Memory Allocation in Go
Stack Space
The compiler allocates memory dynamically as needed. It inserts checks for each function call to see if allocated memory is sufficient. This saves guard pages that would otherwise prevent stack overflow. If runtime usage exceeds allocated space, the system attempts stack copying.
Escape Analysis
Variables stay on the stack when their scope doesn’t escape the current function. Otherwise they move to the heap.
Escape conditions:
- Sending pointers or values containing pointers to channels
- Storing pointers or values with pointers in slices
- Slice internal arrays get reallocated, causing heap escape during data expansion
- Calling methods through interfaces
Memory Alignment
Structure padding ensures alignment to CPU word multiples.
type size in bytes
------ ------
byte, uint8, int8 1
uint16, int16 2
uint32, int32, float32 4
uint64, int64, float64, complex64 8
complex128 16
uint, int 4 or 8, depend on architectures
uintptr large enough to store the uninterpreted
bits of a pointer value64-bit needs 8-byte alignment. 32-bit needs 4-byte alignment.
Initialization Order
import -> const -> var -> init()
Memory Allocation Details
- Go asks the OS for a large chunk of memory at startup, then manages it internally.
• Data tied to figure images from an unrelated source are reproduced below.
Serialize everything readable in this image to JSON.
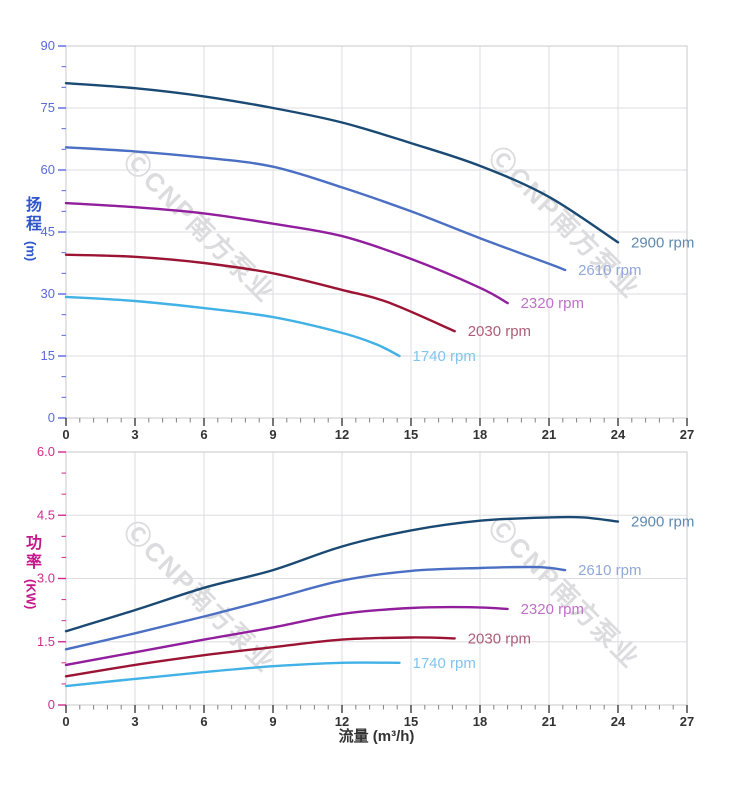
{
  "watermark": {
    "text": "ⒸCNP南方泵业",
    "color": "#dcdcdf"
  },
  "chart_data": [
    {
      "type": "line",
      "name": "head-vs-flow-chart",
      "title": "",
      "xlabel": "",
      "ylabel_cn": "扬程",
      "ylabel_unit": "(m)",
      "xlim": [
        0,
        27
      ],
      "ylim": [
        0,
        90
      ],
      "grid": true,
      "legend_position": "end-of-line",
      "x_major_ticks": [
        0,
        3,
        6,
        9,
        12,
        15,
        18,
        21,
        24,
        27
      ],
      "x_tick_labels": [
        "0",
        "3",
        "6",
        "9",
        "12",
        "15",
        "18",
        "21",
        "24",
        "27"
      ],
      "x_minor_step": 0.6,
      "y_major_ticks": [
        0,
        15,
        30,
        45,
        60,
        75,
        90
      ],
      "y_tick_labels": [
        "0",
        "15",
        "30",
        "45",
        "60",
        "75",
        "90"
      ],
      "y_minor_step": 5,
      "axis_style": {
        "y_label_color": "#5a68de",
        "y_title_color": "#2f55cc",
        "x_label_color": "#333333"
      },
      "series": [
        {
          "name": "2900 rpm",
          "color": "#1a4a73",
          "label_color": "#6089ae",
          "x": [
            0,
            3,
            6,
            9,
            12,
            15,
            18,
            21,
            24
          ],
          "y": [
            81,
            79.8,
            77.8,
            75,
            71.5,
            66.5,
            61,
            53.5,
            42.5
          ]
        },
        {
          "name": "2610 rpm",
          "color": "#4b6fc3",
          "label_color": "#92a7da",
          "x": [
            0,
            3,
            6,
            9,
            12,
            15,
            18,
            21,
            21.7
          ],
          "y": [
            65.5,
            64.5,
            63,
            60.8,
            55.8,
            50,
            43.5,
            37.3,
            35.8
          ]
        },
        {
          "name": "2320 rpm",
          "color": "#911e9c",
          "label_color": "#c06fc9",
          "x": [
            0,
            3,
            6,
            9,
            12,
            15,
            18,
            19.2
          ],
          "y": [
            52,
            51,
            49.5,
            47,
            44,
            38.5,
            31.5,
            27.8
          ]
        },
        {
          "name": "2030 rpm",
          "color": "#9b1434",
          "label_color": "#ad5e77",
          "x": [
            0,
            3,
            6,
            9,
            12,
            14,
            16.9
          ],
          "y": [
            39.5,
            39,
            37.5,
            35,
            31,
            28,
            21
          ]
        },
        {
          "name": "1740 rpm",
          "color": "#41b1e6",
          "label_color": "#7fc5ee",
          "x": [
            0,
            3,
            6,
            9,
            12,
            13.5,
            14.5
          ],
          "y": [
            29.3,
            28.3,
            26.6,
            24.4,
            20.6,
            17.8,
            15
          ]
        }
      ]
    },
    {
      "type": "line",
      "name": "power-vs-flow-chart",
      "title": "",
      "xlabel": "流量 (m³/h)",
      "ylabel_cn": "功率",
      "ylabel_unit": "(KW)",
      "xlim": [
        0,
        27
      ],
      "ylim": [
        0,
        6
      ],
      "grid": true,
      "legend_position": "end-of-line",
      "x_major_ticks": [
        0,
        3,
        6,
        9,
        12,
        15,
        18,
        21,
        24,
        27
      ],
      "x_tick_labels": [
        "0",
        "3",
        "6",
        "9",
        "12",
        "15",
        "18",
        "21",
        "24",
        "27"
      ],
      "x_minor_step": 0.6,
      "y_major_ticks": [
        0,
        1.5,
        3,
        4.5,
        6
      ],
      "y_tick_labels": [
        "0",
        "1.5",
        "3.0",
        "4.5",
        "6.0"
      ],
      "y_minor_step": 0.5,
      "axis_style": {
        "y_label_color": "#d12b8e",
        "y_title_color": "#c4188a",
        "x_label_color": "#333333"
      },
      "series": [
        {
          "name": "2900 rpm",
          "color": "#1a4a73",
          "label_color": "#6089ae",
          "x": [
            0,
            3,
            6,
            9,
            12,
            15,
            18,
            21,
            22.5,
            24
          ],
          "y": [
            1.75,
            2.25,
            2.78,
            3.2,
            3.76,
            4.14,
            4.37,
            4.45,
            4.45,
            4.35
          ]
        },
        {
          "name": "2610 rpm",
          "color": "#4b6fc3",
          "label_color": "#92a7da",
          "x": [
            0,
            3,
            6,
            9,
            12,
            15,
            18,
            20.5,
            21.7
          ],
          "y": [
            1.32,
            1.7,
            2.1,
            2.52,
            2.95,
            3.18,
            3.25,
            3.27,
            3.2
          ]
        },
        {
          "name": "2320 rpm",
          "color": "#911e9c",
          "label_color": "#c06fc9",
          "x": [
            0,
            3,
            6,
            9,
            12,
            15,
            17.5,
            19.2
          ],
          "y": [
            0.95,
            1.25,
            1.55,
            1.84,
            2.16,
            2.3,
            2.32,
            2.28
          ]
        },
        {
          "name": "2030 rpm",
          "color": "#9b1434",
          "label_color": "#ad5e77",
          "x": [
            0,
            3,
            6,
            9,
            12,
            15,
            16.9
          ],
          "y": [
            0.68,
            0.95,
            1.18,
            1.37,
            1.55,
            1.6,
            1.58
          ]
        },
        {
          "name": "1740 rpm",
          "color": "#41b1e6",
          "label_color": "#7fc5ee",
          "x": [
            0,
            3,
            6,
            9,
            12,
            14.5
          ],
          "y": [
            0.45,
            0.62,
            0.78,
            0.92,
            1.0,
            1.0
          ]
        }
      ]
    }
  ]
}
- The basic unit is mspan, composed of several pages. Each mspan allocates objects of specific sizes.
- mcache, mcentral, and mheap are three components that manage memory hierarchically. mcache holds locally cached ms pans per thread. mcentral manages global mspans for all threads. mheap manages all dynamic memory in Go.
- Tiny objects share one object to save resources via the tiny allocator. Small objects use mspan. Large objects go straight to mheap.
TCMalloc
Go uses this algorithm for memory allocation and deallocation, solving heap fragmentation at runtime.
Core idea: Divide memory into multiple levels to reduce lock granularity.
Thread Memory Management
Each memory page splits into multiple free lists of different sizes. Each list holds nodes of the same fixed size. This reduces fragmentation. Each thread gets a local lock-free memory pool for small objects (<= 32k).
Heap Page Management
TCMalloc holds a set of contiguous pages. Each page represents a span. Objects larger than 32k need the global lock to get memory from here. If that’s not enough, it asks the OS.
Go Memory Allocator
Memory pages divide into 67 different sizes. Go’s minimum page granularity is 8K, called an mspan.
mcache
mspan organization: doubly linked list. Each node contains page start address, size, and page count. Each P holds local mspan pointers for every size (<=32K) for lock-free allocation. Holds 134 types of mspan pointers total for objects with and without pointers. One benefit: garbage collection doesn’t need to traverse objects without pointers.
Get memory first from local P, then from mcentral if none exist there.
mcentral
Holds two lists: one for spans in cache or without free space, another for spans with free space.
mheap
Each mcentral sits inside mheap. Each mcentral indexes by size class.
Allocation Strategy
Objects > 32k go to mheap. Objects < 16k use mcache’s tiny allocator. Objects 16k-32k go to mcache by size class first, then mcentral if unavailable. If still nothing, find best fit in mheap. If no suitable space exists, ask OS for new pages (at least 1MB).
Pages
Each Go page is an arena. All heap memory comes from arenas, allocated by the OS. When calling malloc, the OS allocates an extra main arena (linked list structure) for the main thread. In 1.11.5, initial heap maps to one arena page: 64M (64-bit) or 4M (32-bit). Each arena page consists of 8000 8KB mspans.
Memory Leaks
Nine out of ten leaks come from goroutine leaks. Example: not calling resp.Body.Close()
Timers that don’t get stopped after use.